Indigofit5 <- hw(train, seasonal="multiplicative", h=h)
plot(Indigofit5)
Indigofit6 <- hw(train, seasonal="additive", h=h)
plot(Indigofit6)
plot(Indigofit6,ylab="Indigo sales",
plot.conf=FALSE, type="o", fcol="white", xlab="Year", main= "Holt-Winters Seasonal Smoothing Forecasts")
lines(fitted(Indigofit5), col="red", lty=2)
lines(fitted(Indigofit6), col="green", lty=2)
lines(Indigofit5$mean, type="o", col="red")
lines(Indigofit6$mean, type="o", col="green")
legend("topleft",lty=1, pch=1, col=1:3,
c("data","Holt Winters' Additive","Holt Winters' Multiplicative"))
a5Indigofit5 = accuracy (Indigofit5, test)
a6Indigofit6 = accuracy (Indigofit6, test)
a.table<-rbind(a5Indigofit5,a6Indigofit6)

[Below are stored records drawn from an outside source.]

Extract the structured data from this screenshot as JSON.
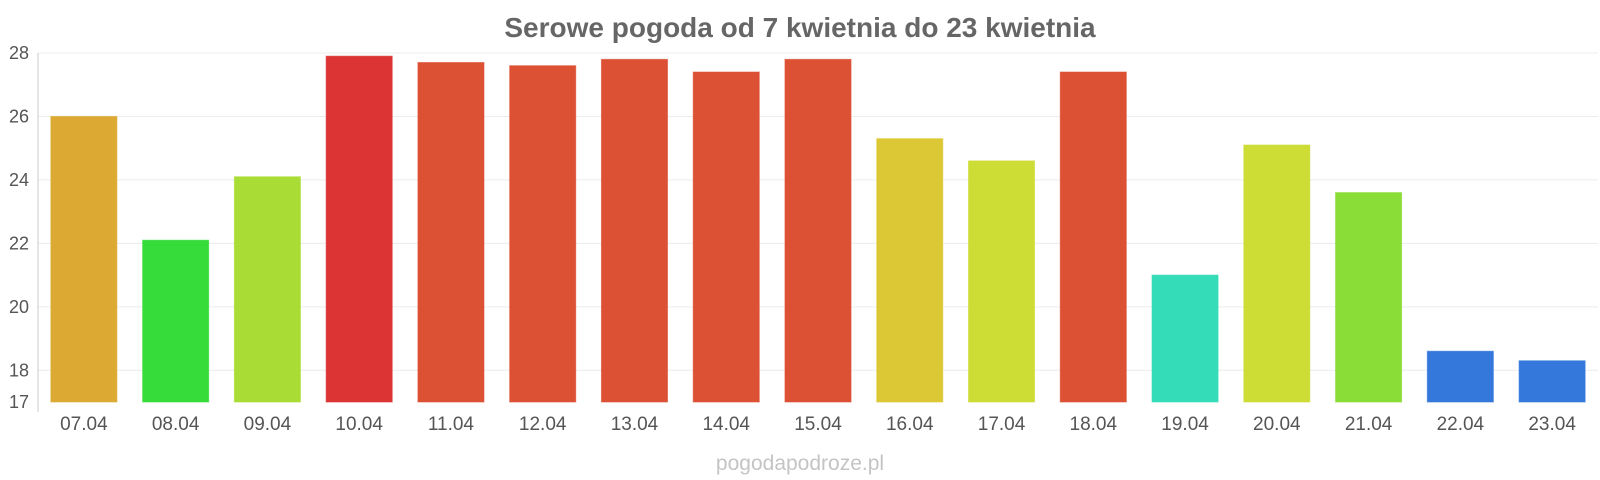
{
  "chart_data": {
    "type": "bar",
    "title": "Serowe pogoda od 7 kwietnia do 23 kwietnia",
    "xlabel": "",
    "ylabel": "",
    "categories": [
      "07.04",
      "08.04",
      "09.04",
      "10.04",
      "11.04",
      "12.04",
      "13.04",
      "14.04",
      "15.04",
      "16.04",
      "17.04",
      "18.04",
      "19.04",
      "20.04",
      "21.04",
      "22.04",
      "23.04"
    ],
    "values": [
      26.0,
      22.1,
      24.1,
      27.9,
      27.7,
      27.6,
      27.8,
      27.4,
      27.8,
      25.3,
      24.6,
      27.4,
      21.0,
      25.1,
      23.6,
      18.6,
      18.3
    ],
    "colors": [
      "#dcaa33",
      "#36dc3a",
      "#aadc36",
      "#dc3434",
      "#dc5034",
      "#dc5034",
      "#dc5034",
      "#dc5034",
      "#dc5034",
      "#dcc834",
      "#cedc36",
      "#dc5034",
      "#34dcb8",
      "#cedc36",
      "#8adc36",
      "#3478dc",
      "#3478dc"
    ],
    "ylim": [
      17,
      28
    ],
    "yticks": [
      "17",
      "18",
      "20",
      "22",
      "24",
      "26",
      "28"
    ],
    "grid": true,
    "legend": "none"
  },
  "watermark": "pogodapodroze.pl"
}
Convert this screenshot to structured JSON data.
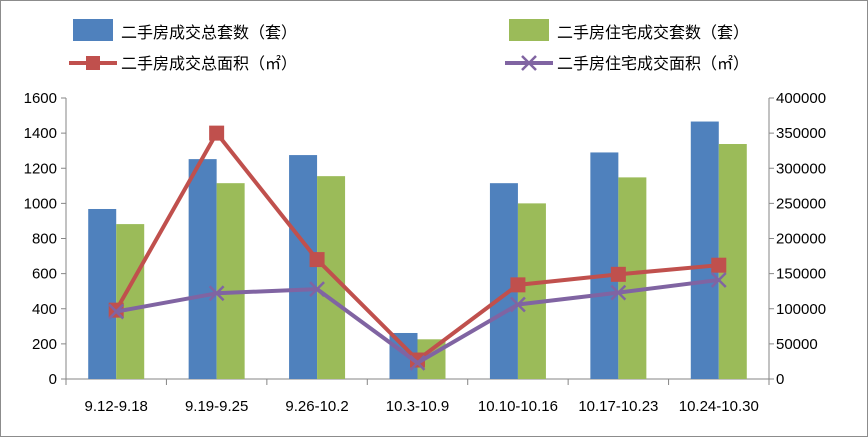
{
  "chart_data": {
    "type": "bar",
    "categories": [
      "9.12-9.18",
      "9.19-9.25",
      "9.26-10.2",
      "10.3-10.9",
      "10.10-10.16",
      "10.17-10.23",
      "10.24-10.30"
    ],
    "series": [
      {
        "name": "二手房成交总套数（套）",
        "type": "bar",
        "axis": "left",
        "color": "#4f81bd",
        "values": [
          968,
          1252,
          1275,
          262,
          1115,
          1290,
          1466
        ]
      },
      {
        "name": "二手房住宅成交套数（套）",
        "type": "bar",
        "axis": "left",
        "color": "#9bbb59",
        "values": [
          882,
          1115,
          1155,
          226,
          1000,
          1148,
          1338
        ]
      },
      {
        "name": "二手房成交总面积（㎡）",
        "type": "line",
        "axis": "right",
        "color": "#c0504d",
        "marker": "square",
        "values": [
          98000,
          350000,
          170000,
          27000,
          134000,
          149000,
          162000
        ]
      },
      {
        "name": "二手房住宅成交面积（㎡）",
        "type": "line",
        "axis": "right",
        "color": "#8064a2",
        "marker": "x",
        "values": [
          96000,
          122000,
          128000,
          23000,
          106000,
          123000,
          141000
        ]
      }
    ],
    "y_left": {
      "min": 0,
      "max": 1600,
      "ticks": [
        "0",
        "200",
        "400",
        "600",
        "800",
        "1000",
        "1200",
        "1400",
        "1600"
      ]
    },
    "y_right": {
      "min": 0,
      "max": 400000,
      "ticks": [
        "0",
        "50000",
        "100000",
        "150000",
        "200000",
        "250000",
        "300000",
        "350000",
        "400000"
      ]
    },
    "grid": false,
    "legend_position": "top"
  }
}
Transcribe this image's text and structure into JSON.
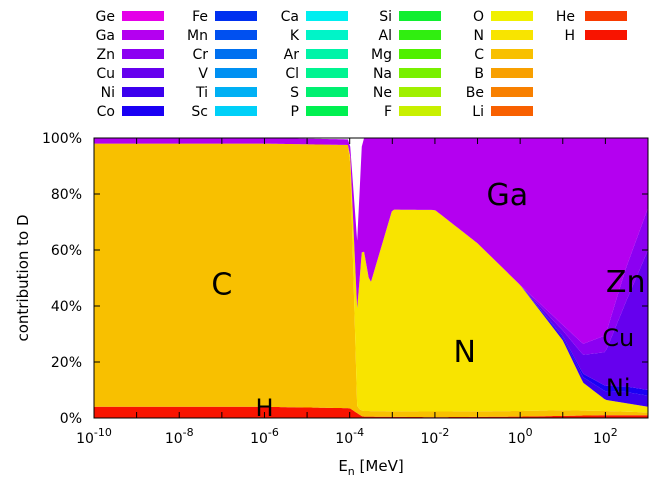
{
  "chart_data": {
    "type": "area",
    "xlabel": "E_n [MeV]",
    "xlabel_main": "E",
    "xlabel_sub": "n",
    "xlabel_unit": " [MeV]",
    "ylabel": "contribution to D",
    "xscale": "log",
    "xlim": [
      1e-10,
      1000
    ],
    "ylim": [
      0,
      100
    ],
    "x_ticks": [
      {
        "base": "10",
        "exp": "-10"
      },
      {
        "base": "10",
        "exp": "-8"
      },
      {
        "base": "10",
        "exp": "-6"
      },
      {
        "base": "10",
        "exp": "-4"
      },
      {
        "base": "10",
        "exp": "-2"
      },
      {
        "base": "10",
        "exp": "0"
      },
      {
        "base": "10",
        "exp": "2"
      }
    ],
    "y_ticks": [
      "0%",
      "20%",
      "40%",
      "60%",
      "80%",
      "100%"
    ],
    "legend": [
      {
        "name": "Ge",
        "color": "#e400e8"
      },
      {
        "name": "Ga",
        "color": "#b400f0"
      },
      {
        "name": "Zn",
        "color": "#8c00f2"
      },
      {
        "name": "Cu",
        "color": "#6600ee"
      },
      {
        "name": "Ni",
        "color": "#3c00ee"
      },
      {
        "name": "Co",
        "color": "#1a00f4"
      },
      {
        "name": "Fe",
        "color": "#0030f0"
      },
      {
        "name": "Mn",
        "color": "#0050f0"
      },
      {
        "name": "Cr",
        "color": "#0070f0"
      },
      {
        "name": "V",
        "color": "#0090f2"
      },
      {
        "name": "Ti",
        "color": "#00b0f4"
      },
      {
        "name": "Sc",
        "color": "#00d0f8"
      },
      {
        "name": "Ca",
        "color": "#00eef0"
      },
      {
        "name": "K",
        "color": "#00f4c8"
      },
      {
        "name": "Ar",
        "color": "#00f4a8"
      },
      {
        "name": "Cl",
        "color": "#00f490"
      },
      {
        "name": "S",
        "color": "#00f070"
      },
      {
        "name": "P",
        "color": "#00f050"
      },
      {
        "name": "Si",
        "color": "#10ee30"
      },
      {
        "name": "Al",
        "color": "#30ee10"
      },
      {
        "name": "Mg",
        "color": "#50f000"
      },
      {
        "name": "Na",
        "color": "#78f000"
      },
      {
        "name": "Ne",
        "color": "#a0f000"
      },
      {
        "name": "F",
        "color": "#c8f000"
      },
      {
        "name": "O",
        "color": "#f0f000"
      },
      {
        "name": "N",
        "color": "#f8e400"
      },
      {
        "name": "C",
        "color": "#f8c000"
      },
      {
        "name": "B",
        "color": "#f8a000"
      },
      {
        "name": "Be",
        "color": "#f88000"
      },
      {
        "name": "Li",
        "color": "#f86000"
      },
      {
        "name": "He",
        "color": "#f83a00"
      },
      {
        "name": "H",
        "color": "#f81400"
      }
    ],
    "region_labels": [
      {
        "text": "C",
        "x": 1e-07,
        "y": 48
      },
      {
        "text": "N",
        "x": 0.05,
        "y": 24
      },
      {
        "text": "Ga",
        "x": 0.5,
        "y": 80
      },
      {
        "text": "Zn",
        "x": 300,
        "y": 49
      },
      {
        "text": "Cu",
        "x": 200,
        "y": 29
      },
      {
        "text": "Ni",
        "x": 200,
        "y": 11
      },
      {
        "text": "H",
        "x": 1e-06,
        "y": 4
      }
    ],
    "series": [
      {
        "name": "H",
        "color": "#f81400",
        "x": [
          1e-10,
          1e-06,
          0.0001,
          0.0002,
          0.01,
          1,
          100,
          1000
        ],
        "y": [
          4,
          4,
          3.5,
          0.5,
          0.3,
          0.5,
          1,
          1
        ]
      },
      {
        "name": "C",
        "color": "#f8c000",
        "x": [
          1e-10,
          1e-06,
          0.0001,
          0.00015,
          0.0003,
          0.01,
          1,
          10,
          1000
        ],
        "y": [
          94,
          94,
          94,
          2,
          2,
          2,
          2,
          2,
          1
        ]
      },
      {
        "name": "N",
        "color": "#f8e400",
        "x": [
          1e-10,
          0.0001,
          0.0002,
          0.0003,
          0.001,
          0.01,
          0.1,
          1,
          10,
          30,
          100,
          1000
        ],
        "y": [
          0,
          0,
          60,
          45,
          72,
          72,
          60,
          45,
          25,
          10,
          4,
          2
        ]
      },
      {
        "name": "Ni",
        "color": "#3c00ee",
        "x": [
          1e-10,
          1,
          10,
          100,
          300,
          1000
        ],
        "y": [
          0,
          0,
          1,
          3,
          4,
          4
        ]
      },
      {
        "name": "Co",
        "color": "#1a00f4",
        "x": [
          1e-10,
          1,
          10,
          100,
          300,
          1000
        ],
        "y": [
          0,
          0,
          0.5,
          2,
          2,
          2
        ]
      },
      {
        "name": "Cu",
        "color": "#6600ee",
        "x": [
          1e-10,
          1,
          10,
          100,
          300,
          1000
        ],
        "y": [
          0,
          0,
          2,
          12,
          30,
          50
        ]
      },
      {
        "name": "Zn",
        "color": "#8c00f2",
        "x": [
          1e-10,
          1,
          10,
          100,
          300,
          1000
        ],
        "y": [
          0,
          0,
          2,
          6,
          12,
          15
        ]
      },
      {
        "name": "Ga",
        "color": "#b400f0",
        "x": [
          1e-10,
          0.0001,
          0.0002,
          0.0003,
          0.001,
          0.01,
          0.1,
          1,
          10,
          30,
          100,
          1000
        ],
        "y": [
          2,
          2,
          40,
          55,
          28,
          28,
          40,
          55,
          70,
          85,
          75,
          26
        ]
      }
    ]
  }
}
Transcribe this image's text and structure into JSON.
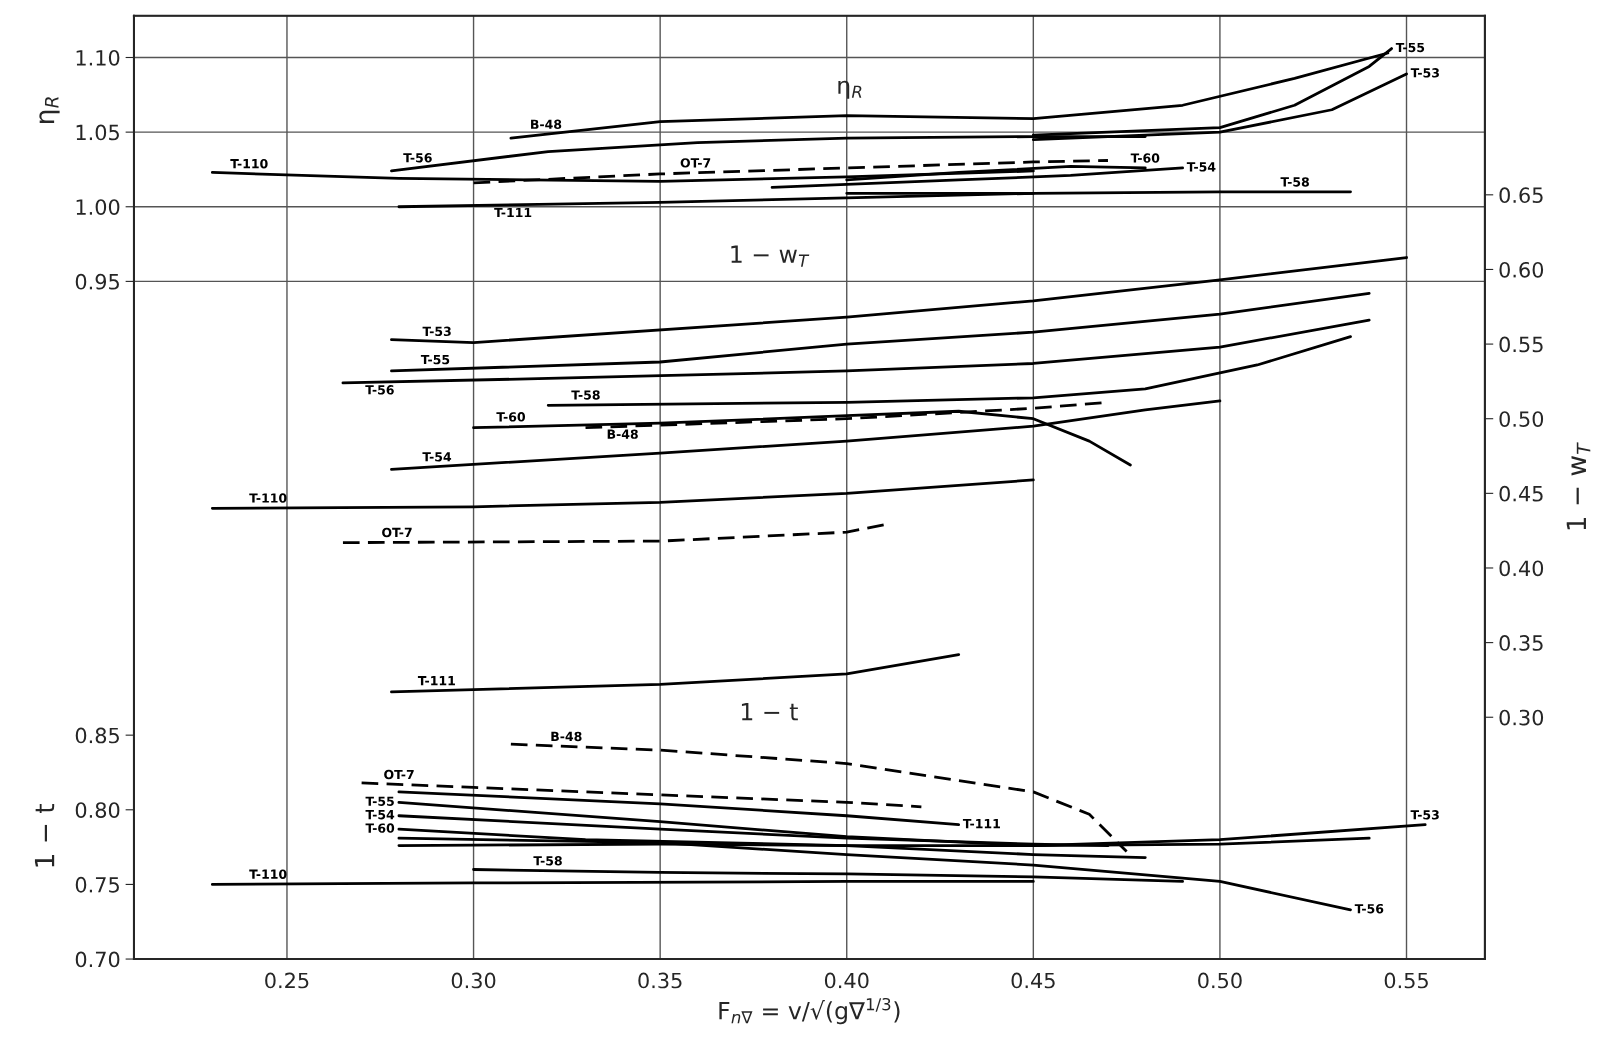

row.names(a.table)<-c('Multiplicative training','Multiplicative test', 'Additive training', 'Additive test')
#Order the table according to MASE
a.table<-as.data.frame(a.table)
a.table<-a.table[order(a.table$MASE),]
a.table
kable(a.table, caption="Forecast accuracy",digits = 4 )
ME | RMSE | MAE | MPE | MAPE | MASE | ACF1 | Theil’s U | |
---|---|---|---|---|---|---|---|---|
Additive training | -1.6080 | 9.4452 | 7.3524 | -1.0898 | 3.5492 | 0.7401 | 0.0468 | NA |
Multiplicative training | -2.0446 | 9.7421 | 8.0996 | -1.1484 | 3.8516 | 0.8153 | 0.0627 | NA |
Additive test | 40.5063 | 49.4899 | 40.5063 | 16.2902 | 16.2902 | 4.0772 | 0.5929 | 0.5025 |
Multiplicative test | 44.6692 | 57.7153 | 44.6692 | 16.6514 | 16.6514 | 4.4962 | 0.3261 | 0.5898 |
Comparing the accuracy measures (RMSE, MASE, MAPE, MPE, and MAE) we can see that the forecasting methods that have the lowest errors for the additive method, which proves our earlier statement.
Thus far, we have a seasonal naive model, Holt and Winter additive model and finally a seasonal and trend decomposition using loess random walk with drift model.
a5Indigofit6 = accuracy (Indigofit6, test)
a4Indigofit4 = accuracy (Indigofit4, test)
a3Indigofit3 = accuracy (Indigofit3, test)
a.table2<-rbind(a6Indigofit6, a4Indigofit4, a3Indigofit3)
row.names(a.table2)<-c('Additive training', 'Additive test','SLT training','SLT test','s.naive training','s.naive test' )
#Order the table according to MASE
a.table2<-as.data.frame(a.table2)
a.table2<-a.table2[order(a.table2$MASE),]
kable(a.table2, caption="Forecast accuracy",digits = 4 )
ME | RMSE | MAE | MPE | MAPE | MASE | ACF1 | Theil’s U | |
---|---|---|---|---|---|---|---|---|
Additive training | -1.6080 | 9.4452 | 7.3524 | -1.0898 | 3.5492 | 0.7401 | 0.0468 | NA |
SLT training | 0.0000 | 14.4627 | 9.6959 | -0.4611 | 4.4853 | 0.9760 | -0.5401 | NA |
s.naive training | 2.8913 | 12.1145 | 9.9348 | 1.2172 | 4.8370 | 1.0000 | 0.4454 | NA |
s.naive test | 20.2308 | 28.4483 | 21.0000 | 7.8957 | 8.1647 | 2.1138 | 0.5471 | 0.2896 |
SLT test | 29.3170 | 39.9708 | 29.3802 | 10.2083 | 10.2423 | 2.9573 | 0.0630 | 0.4030 |
Additive test | 40.5063 | 49.4899 | 40.5063 | 16.2902 | 16.2902 | 4.0772 | 0.5929 | 0.5025 |
Comparing the accuracy for those model, it is evident that the seasonal naive model has the lowest amount of error and therefore is the best predictor for this data set.
Although it can be surprising, some forecasting methods are very simple and surprisingly effective. This method is the best one because it is versatile and can be used for data with nonlinear relationships. The data set have such a strong seasonal component which is the strongest factor, enough that our results have found that simply taking the previous years sales is the most accurate forecast.
From this research paper, I have learned that the sales data for Indigo shows seasonality, no apparent trend, a remainder component, and is best forecasted using the seasonal naive method. This forecast shows that Indigo sales stay relatively constant throughout time.